The success of these projects shows a readiness on the part of the banks to finance facilities, which will be of particular importance in the context of Russia's staging of the 2018 World Cup.
It should be noted that in Russia as a whole and within the relevant regions there is potential for increased implementation of PPP projects related to sports infrastructure. A number of factors are key to the development of this potential: (i) the existence of core federal legislation and regional PPP legislation in Russia; (ii) experience in the successful implementation of concession and other PPP projects as well as large investment projects in particular regions of Russia; (iii) the development of the "institutional" basis for PPP and the enlargement of PPP instruments, in particular infrastructure bonds; (iv) an increased willingness on the part of the government to develop and improve the legal and institutional bases for PPP mechanisms; (v) the readiness of financial institutions to provide finance and the availability of government support to ensure that project companies can comply with their financial obligations to those financial institutions; and (vi) the ability to attract foreign investment and the managerial and technological expertise that comes with it.
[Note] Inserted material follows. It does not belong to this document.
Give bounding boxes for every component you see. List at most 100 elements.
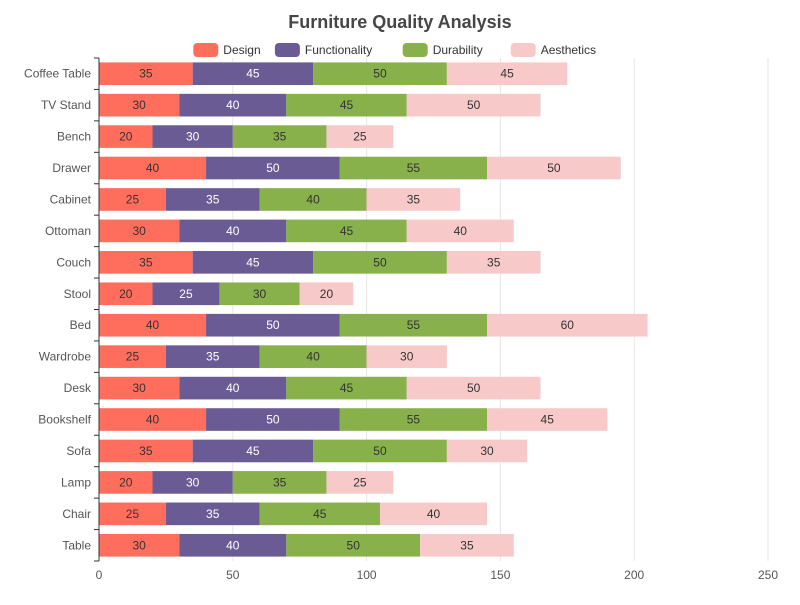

Regarding the implementation of PPP projects at the regional level, it is significant that almost all of the regions taking part in the 2018 World Cup have some experience of successfully implementing PPP projects. St. Petersburg, which is now carrying out a large number of concession projects, is the undisputed leader in this field among the other regions and is planning to launch nine new PPP projects in 2011. Special industrial economic zones in Tatarstan and the Samara region have been established and a tourist recreation zone has been created in Kaliningrad, while there has been widespread regional implementation of PPP projects related to water and heat supply. Meanwhile, airport development continues apace, some of the most significant developments being at St. Petersburg's Pulkovo Airport and Yekaterinburg's Koltsovo Airport.
However, despite this dynamic growth, practical experience in the implementation of PPP projects in general remains very limited in Russia. The existing legislation needs to be improved and the participation risk remains high for the private investor. Russia must be guided by international best practice to enable it to streamline the implementation of PPP projects. Encouragingly, a number of initiatives have been launched, which are supported by the European Bank for Reconstruction and Development, the United Nations Development Program and PPP Center (Russia) among others, with the aim of improving federal and regional PPP legislation.